For performance testing, it is often necessary to import a large data set to test against. However, importing large data sets presents its own challenges. Below I want to give some tips on how to deal with those.
- Begin with making backups. Not just of your current data, but also of the large data set you want to import. You might just want to transform the data to import, and then it is useful to be able to go back to the original.
- Start with a representative subset of the large data set. This will allow you to test the import process without having to wait hours for feedback. Only when you’re convinced that everything works as expected, do you import the whole large data set.
- Test the limited data set end-to-end. For instance, the product I’m currently working on consists of a Content Management System (CMS, where people author content) and a Delivery System (DS, where people use the content). Data is imported into the CMS, edited, and finally published to the DS. In this situation, it is not enough to have a successful import into CMS. The publication to DS must also succeed.
- Automate the import. When things go wrong, you need to perform the import multiple times. It saves time to be able to run the import with a single command.

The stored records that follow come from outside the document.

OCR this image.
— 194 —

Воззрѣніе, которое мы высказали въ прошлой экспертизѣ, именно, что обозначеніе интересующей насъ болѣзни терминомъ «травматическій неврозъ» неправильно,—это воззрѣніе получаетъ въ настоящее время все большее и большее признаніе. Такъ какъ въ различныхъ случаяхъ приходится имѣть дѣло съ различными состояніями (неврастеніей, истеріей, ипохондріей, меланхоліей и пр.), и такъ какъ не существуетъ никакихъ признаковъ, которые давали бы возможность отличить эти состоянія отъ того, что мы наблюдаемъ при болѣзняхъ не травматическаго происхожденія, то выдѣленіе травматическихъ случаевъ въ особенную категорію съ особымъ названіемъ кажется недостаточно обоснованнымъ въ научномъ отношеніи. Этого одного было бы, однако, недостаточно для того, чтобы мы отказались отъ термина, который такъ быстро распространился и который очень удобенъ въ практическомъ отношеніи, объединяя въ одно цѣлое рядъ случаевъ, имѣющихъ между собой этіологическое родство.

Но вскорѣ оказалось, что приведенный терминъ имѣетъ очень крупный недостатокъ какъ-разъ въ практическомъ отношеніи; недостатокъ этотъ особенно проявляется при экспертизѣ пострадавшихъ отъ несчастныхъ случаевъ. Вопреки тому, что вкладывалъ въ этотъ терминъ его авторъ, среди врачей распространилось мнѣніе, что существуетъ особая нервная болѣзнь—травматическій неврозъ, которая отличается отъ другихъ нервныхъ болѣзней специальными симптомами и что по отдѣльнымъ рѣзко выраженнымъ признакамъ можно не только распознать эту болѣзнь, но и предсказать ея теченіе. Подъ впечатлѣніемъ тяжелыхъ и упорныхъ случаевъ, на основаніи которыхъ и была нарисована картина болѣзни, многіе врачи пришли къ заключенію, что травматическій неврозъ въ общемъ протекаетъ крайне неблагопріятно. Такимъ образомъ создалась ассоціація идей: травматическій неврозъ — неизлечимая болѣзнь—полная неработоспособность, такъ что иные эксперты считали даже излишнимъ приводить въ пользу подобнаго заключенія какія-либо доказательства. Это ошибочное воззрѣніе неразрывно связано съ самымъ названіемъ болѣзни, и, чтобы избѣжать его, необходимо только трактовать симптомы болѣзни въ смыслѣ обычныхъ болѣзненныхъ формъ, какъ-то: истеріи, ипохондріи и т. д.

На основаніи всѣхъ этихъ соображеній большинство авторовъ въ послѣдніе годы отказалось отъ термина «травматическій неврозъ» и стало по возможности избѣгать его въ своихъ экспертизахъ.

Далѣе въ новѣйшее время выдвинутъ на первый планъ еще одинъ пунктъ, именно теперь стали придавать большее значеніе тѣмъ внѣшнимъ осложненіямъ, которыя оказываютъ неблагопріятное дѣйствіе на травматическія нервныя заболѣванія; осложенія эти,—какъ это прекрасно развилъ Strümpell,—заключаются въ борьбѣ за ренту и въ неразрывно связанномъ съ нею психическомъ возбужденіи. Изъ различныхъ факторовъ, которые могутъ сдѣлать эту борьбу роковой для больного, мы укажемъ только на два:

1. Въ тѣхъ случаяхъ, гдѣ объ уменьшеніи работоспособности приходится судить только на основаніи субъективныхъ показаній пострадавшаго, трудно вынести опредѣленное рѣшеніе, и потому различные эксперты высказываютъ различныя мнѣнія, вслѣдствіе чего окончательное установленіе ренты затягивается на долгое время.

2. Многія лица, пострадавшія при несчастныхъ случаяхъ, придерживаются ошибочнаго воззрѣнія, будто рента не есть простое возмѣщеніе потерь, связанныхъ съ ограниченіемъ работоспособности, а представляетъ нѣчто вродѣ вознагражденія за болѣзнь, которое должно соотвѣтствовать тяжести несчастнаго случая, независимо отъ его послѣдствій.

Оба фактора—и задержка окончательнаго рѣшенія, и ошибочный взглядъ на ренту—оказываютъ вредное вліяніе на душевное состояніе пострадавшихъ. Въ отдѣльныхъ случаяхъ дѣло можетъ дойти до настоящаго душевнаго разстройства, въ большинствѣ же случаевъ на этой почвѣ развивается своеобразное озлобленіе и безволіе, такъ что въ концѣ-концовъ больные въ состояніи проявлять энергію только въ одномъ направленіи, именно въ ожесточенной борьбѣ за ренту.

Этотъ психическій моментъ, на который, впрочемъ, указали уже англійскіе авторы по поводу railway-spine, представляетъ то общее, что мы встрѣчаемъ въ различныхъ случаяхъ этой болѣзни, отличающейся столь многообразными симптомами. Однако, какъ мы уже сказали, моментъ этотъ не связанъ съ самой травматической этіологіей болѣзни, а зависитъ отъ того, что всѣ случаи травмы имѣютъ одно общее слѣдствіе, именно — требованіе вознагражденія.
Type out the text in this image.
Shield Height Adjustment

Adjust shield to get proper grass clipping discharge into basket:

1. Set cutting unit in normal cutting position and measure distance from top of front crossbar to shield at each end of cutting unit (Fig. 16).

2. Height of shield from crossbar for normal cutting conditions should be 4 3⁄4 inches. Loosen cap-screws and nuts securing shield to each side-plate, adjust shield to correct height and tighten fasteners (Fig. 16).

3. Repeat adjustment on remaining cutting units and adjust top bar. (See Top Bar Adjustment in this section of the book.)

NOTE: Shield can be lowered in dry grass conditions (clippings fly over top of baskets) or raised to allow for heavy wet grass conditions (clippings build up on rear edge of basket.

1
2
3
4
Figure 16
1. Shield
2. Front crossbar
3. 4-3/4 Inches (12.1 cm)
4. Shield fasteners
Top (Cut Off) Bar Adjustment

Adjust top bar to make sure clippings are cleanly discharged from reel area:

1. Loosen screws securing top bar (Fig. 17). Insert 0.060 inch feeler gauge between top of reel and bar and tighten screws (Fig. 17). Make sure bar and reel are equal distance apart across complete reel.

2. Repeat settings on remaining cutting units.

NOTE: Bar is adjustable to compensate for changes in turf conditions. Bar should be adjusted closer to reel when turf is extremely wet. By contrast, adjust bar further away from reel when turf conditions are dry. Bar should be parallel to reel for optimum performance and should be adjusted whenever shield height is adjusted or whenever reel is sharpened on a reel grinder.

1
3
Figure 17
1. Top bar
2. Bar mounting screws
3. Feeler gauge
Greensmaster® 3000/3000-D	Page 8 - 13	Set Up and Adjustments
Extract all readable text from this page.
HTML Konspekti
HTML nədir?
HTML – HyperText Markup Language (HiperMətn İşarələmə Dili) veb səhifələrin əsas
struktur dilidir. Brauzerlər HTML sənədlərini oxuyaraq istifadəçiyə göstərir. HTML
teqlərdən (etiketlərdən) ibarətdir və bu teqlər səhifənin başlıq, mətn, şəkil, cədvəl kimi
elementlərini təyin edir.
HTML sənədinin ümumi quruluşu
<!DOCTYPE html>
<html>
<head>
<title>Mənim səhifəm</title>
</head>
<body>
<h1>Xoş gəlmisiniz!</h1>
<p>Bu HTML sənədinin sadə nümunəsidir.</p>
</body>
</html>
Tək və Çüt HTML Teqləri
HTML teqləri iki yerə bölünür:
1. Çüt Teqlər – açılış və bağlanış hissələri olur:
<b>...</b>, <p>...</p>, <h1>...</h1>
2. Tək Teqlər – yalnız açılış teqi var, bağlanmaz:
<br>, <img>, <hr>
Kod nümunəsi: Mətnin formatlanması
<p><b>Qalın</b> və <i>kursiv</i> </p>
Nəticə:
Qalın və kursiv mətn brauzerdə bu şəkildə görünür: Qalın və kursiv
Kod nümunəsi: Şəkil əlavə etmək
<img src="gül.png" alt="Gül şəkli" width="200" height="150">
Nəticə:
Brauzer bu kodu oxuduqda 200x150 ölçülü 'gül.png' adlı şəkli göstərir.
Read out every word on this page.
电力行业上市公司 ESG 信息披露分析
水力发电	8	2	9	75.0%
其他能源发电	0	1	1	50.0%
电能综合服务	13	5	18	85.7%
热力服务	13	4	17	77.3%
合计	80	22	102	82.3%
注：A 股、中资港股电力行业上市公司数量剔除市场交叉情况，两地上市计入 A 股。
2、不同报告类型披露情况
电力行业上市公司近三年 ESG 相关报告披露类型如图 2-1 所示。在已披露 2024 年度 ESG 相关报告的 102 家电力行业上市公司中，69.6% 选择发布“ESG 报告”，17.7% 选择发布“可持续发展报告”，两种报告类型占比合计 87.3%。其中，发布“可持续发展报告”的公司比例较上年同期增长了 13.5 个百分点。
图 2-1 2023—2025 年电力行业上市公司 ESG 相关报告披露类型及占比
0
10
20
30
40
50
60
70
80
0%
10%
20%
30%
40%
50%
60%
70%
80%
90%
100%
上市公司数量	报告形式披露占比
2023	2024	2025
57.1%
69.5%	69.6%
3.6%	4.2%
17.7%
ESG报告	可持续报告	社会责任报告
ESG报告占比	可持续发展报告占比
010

Even if the import succeeds on the first try (one can dream), you might want to redo the import later, e.g. for performance testing against a new release, or when a new, even larger, data set becomes available.
- If you need to transform the data to make the import work, make sure to put the transformation scripts under version control, like your regular code (you do use a version control system, do you?). The build scripts that automate the import should also be put under version control.
- If you cannot get your hands on real-world data, you may still be able to do performance testing using generated data. The downside of this approach is that the generated data will probably not contain the exotic border cases that are usually present in real-life data.